In December, 2018, the then-ruling Radical Left SYRIZA also backed off a vow to demolish unlawful buildings that were blamed for the death toll of 102 people in July 23 wildfires that year, blocking off escape routes to the sea in the village of Mati.

Previous governments allowed the practice so as not to lose voters although  unlawful buildings were also blamed for the deaths in floods in towns outside Athens where they blocked gullies and water run-offs and as the state wants to bring in money despite the environmental damage.

The unlawful structures and homes range from tiny cottages to villas on the sea built wherever people can seize the land, including state properties, and are allowed to do so without consequence apart from paying fines or bribing officials.

Then-premier Alexis Tsipras said he would stop unlawful construction after blaming previous governments for a policy of allowing them, then legalizing them with payments of penalties, which he also did.

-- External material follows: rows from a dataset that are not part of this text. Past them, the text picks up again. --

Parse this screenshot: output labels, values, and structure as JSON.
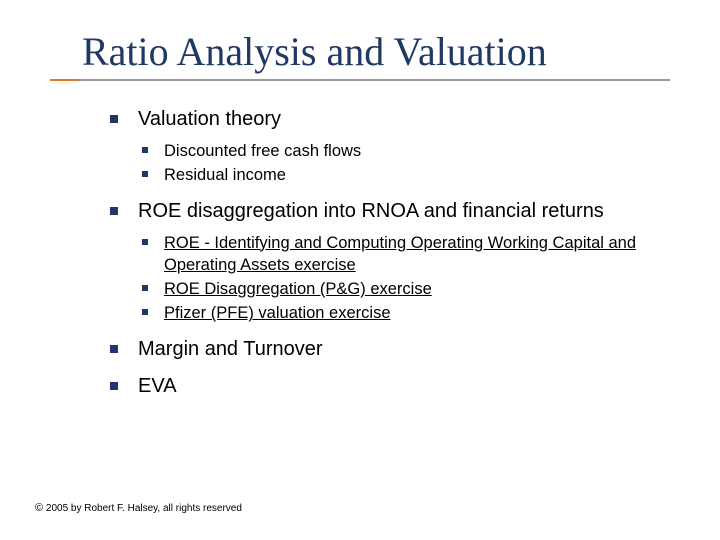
{
  "title": "Ratio Analysis and Valuation",
  "colors": {
    "heading": "#1f3864",
    "bullet": "#1f3864",
    "underline_accent": "#e07a2a",
    "underline_main": "#9a9a9a",
    "background": "#ffffff",
    "text": "#000000"
  },
  "typography": {
    "title_font": "Times New Roman",
    "title_size_pt": 40,
    "body_font": "Verdana",
    "l1_size_pt": 20,
    "l2_size_pt": 16.5,
    "footer_size_pt": 10
  },
  "bullets": [
    {
      "text": "Valuation theory",
      "children": [
        {
          "text": "Discounted free cash flows",
          "link": false
        },
        {
          "text": "Residual income",
          "link": false
        }
      ]
    },
    {
      "text": "ROE disaggregation into RNOA and financial returns",
      "children": [
        {
          "text": "ROE - Identifying and Computing Operating Working Capital and Operating Assets exercise",
          "link": true
        },
        {
          "text": "ROE Disaggregation (P&G) exercise",
          "link": true
        },
        {
          "text": "Pfizer (PFE) valuation exercise",
          "link": true
        }
      ]
    },
    {
      "text": "Margin and Turnover",
      "children": []
    },
    {
      "text": "EVA",
      "children": []
    }
  ],
  "footer": {
    "copyright_symbol": "©",
    "text": " 2005 by Robert F. Halsey, all rights reserved"
  }
}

His government also gave a discount on penalties for homeowners unlawfully building structures, some 20 percent off, instead of tearing them down as promised. They are mostly second residences in unzoned areas, said the business newspaper Naftemporiki.

At that time, figures from Greece’s Technical Chamber of Commerce, which represents building contractors and civil engineers, said there were some 1.073 million wholly or partially illegally built structures.